The Inflation-Quake Sends Tremors Across Wall Street
Was that an earthquake?
The Department of Labor reported that its consumer price index (CPI) rose by four-tenths of a percentage point in March, topping forecasts and matching the February reading. The so-called core consumer price index, which excludes prices of food and energy, also rose by 0.4 percent.
The year-over-year rate came in at 3.5 percent for headline inflation, up from 3.2 percent in February and above the 3.4 percent expected. Core inflation rose 3.8 percent for the second straight month, defying expectations that it would cool.
If you annualize these figures you get a sense of just how high inflation is running. The one month annualized headline CPI comes in at 4.6 and core is running at 4.4 percent.
A lot of economists like to look at three-month annualized numbers to smooth out month-to-month volatility and to get a sense of the trend in inflation. This became particularly popular late last year, when the three-month annual numbers seemed to show that inflation was defeated. The three-month annualized headline CPI increase in November, for example, was 1.7 percent and the core rate was 2.8 percent.
Now things are running in the opposite direction. The three-month annualized rate for headline inflation is 4.6 percent. Core is at 4.4 percent. The victory over inflation that the Biden administration and many on Wall Street were eager to celebrate last year now seems to have been, well, transitory.
Wall Street’s Recent History of Underestimating Inflation
This was the fourth consecutive month of inflation coming in hotter than forecast. Underestimating inflation once or twice is understandable. But doing so consistently month after month indicates a deeper failure of economic analysis and a stubborn refusal to accept the inconvenient reality that inflation has become embedded far above the Federal Reserve’s two percent target.
The CPI report sent shockwaves across Wall Street, rattling markets much as last week’s earthquake shook the Northeast. Stocks tumbled and bond yields rose. The yield on 10-year Treasuries moved up above 4.5 percent, the highest since November.
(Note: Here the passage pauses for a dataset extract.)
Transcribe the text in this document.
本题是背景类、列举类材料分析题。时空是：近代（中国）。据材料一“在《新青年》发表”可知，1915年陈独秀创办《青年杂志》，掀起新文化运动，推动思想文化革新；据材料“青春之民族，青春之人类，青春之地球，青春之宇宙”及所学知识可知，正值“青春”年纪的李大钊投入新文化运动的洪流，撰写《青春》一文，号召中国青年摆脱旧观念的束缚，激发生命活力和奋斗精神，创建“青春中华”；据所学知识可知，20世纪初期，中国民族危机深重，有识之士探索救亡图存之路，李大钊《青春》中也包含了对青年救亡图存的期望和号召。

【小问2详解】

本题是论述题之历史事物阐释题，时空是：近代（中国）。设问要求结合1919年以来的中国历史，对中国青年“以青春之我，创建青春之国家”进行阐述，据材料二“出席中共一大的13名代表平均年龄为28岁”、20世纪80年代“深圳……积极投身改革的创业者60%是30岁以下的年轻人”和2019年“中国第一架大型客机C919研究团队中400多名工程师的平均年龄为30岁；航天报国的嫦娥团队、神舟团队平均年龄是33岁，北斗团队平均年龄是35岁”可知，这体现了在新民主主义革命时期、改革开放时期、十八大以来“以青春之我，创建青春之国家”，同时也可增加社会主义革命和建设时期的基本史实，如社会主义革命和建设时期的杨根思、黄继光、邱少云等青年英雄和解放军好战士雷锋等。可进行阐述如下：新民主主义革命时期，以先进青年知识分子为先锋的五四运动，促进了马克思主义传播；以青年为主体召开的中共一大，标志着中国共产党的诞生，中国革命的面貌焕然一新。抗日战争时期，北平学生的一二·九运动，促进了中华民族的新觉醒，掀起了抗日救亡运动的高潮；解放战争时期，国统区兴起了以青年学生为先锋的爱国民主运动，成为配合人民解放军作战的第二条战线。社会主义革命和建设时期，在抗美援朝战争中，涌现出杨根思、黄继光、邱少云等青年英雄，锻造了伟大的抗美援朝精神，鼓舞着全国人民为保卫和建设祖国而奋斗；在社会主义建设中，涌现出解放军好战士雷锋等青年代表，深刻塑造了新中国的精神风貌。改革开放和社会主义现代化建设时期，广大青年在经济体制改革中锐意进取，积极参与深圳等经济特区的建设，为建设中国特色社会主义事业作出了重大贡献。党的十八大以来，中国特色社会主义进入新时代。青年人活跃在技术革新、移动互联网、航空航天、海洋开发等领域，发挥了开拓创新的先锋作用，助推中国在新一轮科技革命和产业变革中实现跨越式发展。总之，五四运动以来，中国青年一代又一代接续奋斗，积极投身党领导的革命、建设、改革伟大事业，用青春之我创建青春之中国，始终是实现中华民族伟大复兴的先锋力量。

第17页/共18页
The yield on two-year Treasuries is flirting with five percent, up over 80 basis points since mid-January.
Traders work on the floor of the New York Stock Exchange during afternoon trading on April 9, 2024, in New York City. (Michael M. Santiago/Getty Images)
The market significantly reduced the odds of a rate cut in June and July. The federal funds futures market had been implying around a 60 percent chance of a cut yesterday. After the release of the CPI report, this fell to 17 percent. The odds for a July cut plunged from near 75 percent to 43 percent. The market pricing for total cuts this year fell from three to two.
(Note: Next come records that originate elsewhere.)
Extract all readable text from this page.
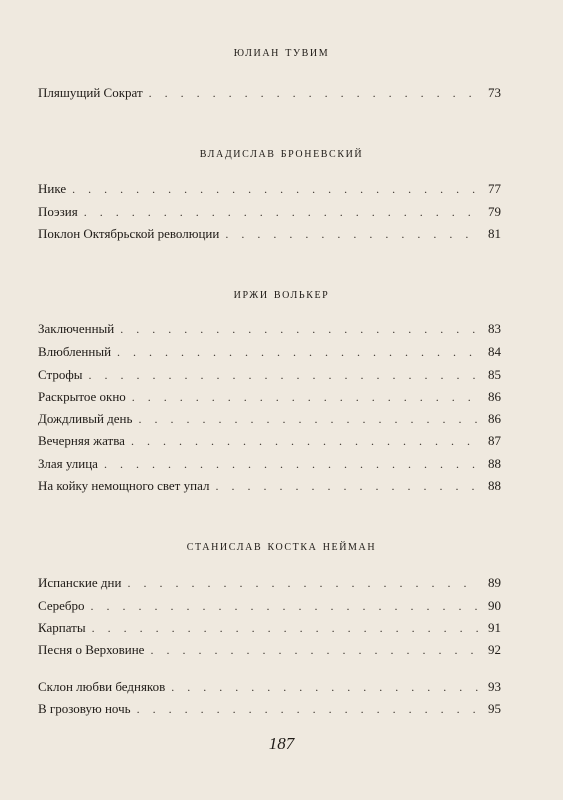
юлиан тувим
Пляшущий Сократ . . .	73
владислав броневский
Нике . . .	77
Поэзия . . .	79
Поклон Октябрьской революции . . .	81
иржи волькер
Заключенный . . .	83
Влюбленный . . .	84
Строфы . . .	85
Раскрытое окно . . .	86
Дождливый день . . .	86
Вечерняя жатва . . .	87
Злая улица . . .	88
На койку немощного свет упал . . .	88
станислав костка нейман
Испанские дни . . .	89
Серебро . . .	90
Карпаты . . .	91
Песня о Верховине . . .	92
Склон любви бедняков . . .	93
В грозовую ночь . . .	95
187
The persistence of inflation in the March data demolishes the arguments so vociferously made by many Wall Street analysts that the hotter-than-expected figures in January and February were the result of some unaccounted for seasonality or firms implementing annual price changes at the start of the year. That never made much sense because the inflation data is adjusted for seasonality already. Now that the higher rate of inflation has extended into March, it’s clear that the acceleration was not just an anomaly or adjustment oversight.
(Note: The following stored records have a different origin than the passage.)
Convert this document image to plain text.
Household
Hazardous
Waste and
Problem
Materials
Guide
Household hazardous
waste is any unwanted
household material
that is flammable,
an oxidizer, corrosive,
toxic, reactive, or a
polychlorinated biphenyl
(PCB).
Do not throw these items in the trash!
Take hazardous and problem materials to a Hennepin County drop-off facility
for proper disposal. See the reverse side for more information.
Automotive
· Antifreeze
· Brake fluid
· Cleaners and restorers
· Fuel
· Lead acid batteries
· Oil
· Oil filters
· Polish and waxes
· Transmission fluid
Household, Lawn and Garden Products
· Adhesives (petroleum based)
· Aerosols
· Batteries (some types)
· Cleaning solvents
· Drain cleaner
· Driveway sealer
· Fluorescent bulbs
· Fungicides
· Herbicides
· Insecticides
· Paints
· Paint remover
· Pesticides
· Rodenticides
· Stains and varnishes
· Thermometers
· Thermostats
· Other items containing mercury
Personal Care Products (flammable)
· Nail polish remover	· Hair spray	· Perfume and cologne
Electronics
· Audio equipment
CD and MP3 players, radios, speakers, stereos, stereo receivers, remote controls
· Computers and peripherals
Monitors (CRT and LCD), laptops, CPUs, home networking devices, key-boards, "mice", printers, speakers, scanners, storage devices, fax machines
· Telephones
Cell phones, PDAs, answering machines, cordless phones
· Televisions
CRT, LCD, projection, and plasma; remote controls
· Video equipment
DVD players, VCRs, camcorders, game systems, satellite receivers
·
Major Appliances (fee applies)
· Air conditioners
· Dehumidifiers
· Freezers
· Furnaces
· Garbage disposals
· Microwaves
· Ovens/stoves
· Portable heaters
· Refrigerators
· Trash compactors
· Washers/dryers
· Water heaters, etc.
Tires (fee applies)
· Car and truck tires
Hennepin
Powell Gets an Answer to His Bump
In his recent remarks at Stanford University, Fed Chairman Jerome Powell said that “it is too soon to say whether the recent readings represent more than a bump.” While that might have been true a few days ago, it is no longer too soon. This is more than a bump.
At Stanford, Powell also repeated the Fed’s mantra that “we do not expect that it will be appropriate to lower our policy rate until we have greater confidence that inflation is moving sustainably down towards two percent.” The effect of the March CPI data will be to instill less confidence in the view that inflation is on a downward trajectory.
Federal Reserve Bank Chair Jerome Powell speaks at Stanford University on April 3, 2024, in Stanford, California. (Justin Sullivan/Getty Images)
It would be an understatement to say that the details of the report were not reassuring. The so-called “super core” inflation measure (core services excluding shelter), which was recently invented with the intention of showing that inflation really was not all that bad, has lately been doing the opposite. This rose 0.65 percent month-over-month, which annualizes to a stunning 8.5 percent, up from 7.8 percent last month.
Wall Street has put away the childish dream of a June rate cut and is close to capitulating on a July rate cut. Since the Fed will not want to implement its first cut on the eve of the election, the September meeting is likely off the table. That leaves November and December for possible cuts.
The most likely scenario right now, however, is that the Fed does not cut at all this year. It may wind up waiting until March of next year to announce the first interest rate move since July of 2023. But if inflation continues to refuse to bend, that move may be a raise.